|Forbes.com, Fall, 2011. This article was placed on behalf of the U.S. based equity research effort of institutional broker and investment bank Canaccord Genuity. It was part of a series of articles developed under an agreement with forbes.com to work with a variety of contributors and assist them in delivering actionable investment ideas each week. The site, forbes.com is one of the top 500 sites in the world with nearly 10 million subscribers and approximately 100 million page views a month.|
Following a two week trip to Asia, Canaccord Genuity analyst T. Michael Walkley reiterated his QUALCOMM BUY rating. Mr. Walkley said:
“Chinese wireless carriers recently reported strong 3G subscriber growth trends during August with 3G subscribers increasing 3 times year over year to 94M. We anticipate strong 3G subscriber trends in China will continue, as 3G subscribers account for only 10% of the 928M Chinese wireless subscribers.”
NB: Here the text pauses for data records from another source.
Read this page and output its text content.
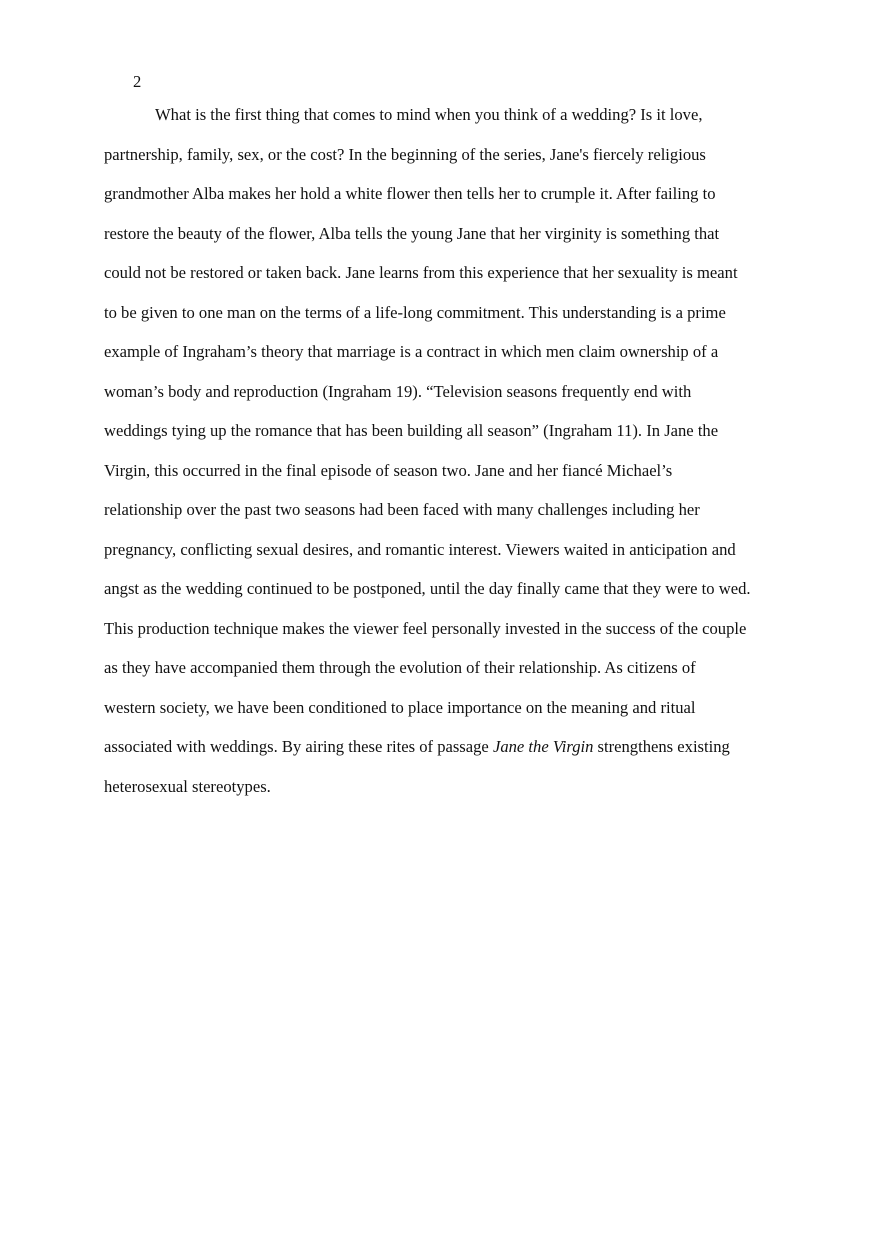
2
What is the first thing that comes to mind when you think of a wedding? Is it love,
partnership, family, sex, or the cost? In the beginning of the series, Jane's fiercely religious
grandmother Alba makes her hold a white flower then tells her to crumple it. After failing to
restore the beauty of the flower, Alba tells the young Jane that her virginity is something that
could not be restored or taken back. Jane learns from this experience that her sexuality is meant
to be given to one man on the terms of a life-long commitment. This understanding is a prime
example of Ingraham’s theory that marriage is a contract in which men claim ownership of a
woman’s body and reproduction (Ingraham 19). “Television seasons frequently end with
weddings tying up the romance that has been building all season” (Ingraham 11). In Jane the
Virgin, this occurred in the final episode of season two. Jane and her fiancé Michael’s
relationship over the past two seasons had been faced with many challenges including her
pregnancy, conflicting sexual desires, and romantic interest. Viewers waited in anticipation and
angst as the wedding continued to be postponed, until the day finally came that they were to wed.
This production technique makes the viewer feel personally invested in the success of the couple
as they have accompanied them through the evolution of their relationship. As citizens of
western society, we have been conditioned to place importance on the meaning and ritual
associated with weddings. By airing these rites of passage Jane the Virgin strengthens existing
heterosexual stereotypes.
He added, “Given these trends combined with our expectations for increased chip set share gains with leading OEMs such as Nokia, RIM, Apple and Samsung during fiscal 2012, we believe Qualcomm should post healthy earnings growth despite the macro uncertainty.”
And went on to say that, “Given our belief global 3G handset application service provider trends should remain stable in the near-term combined with ramping 2G to 3G upgrade sales in emerging markets, we anticipate solid QUALCOMM technology licensing results and continued healthy growth trends despite macro uncertainties. “
Mr. Walkley’s price target for QCOM is $72.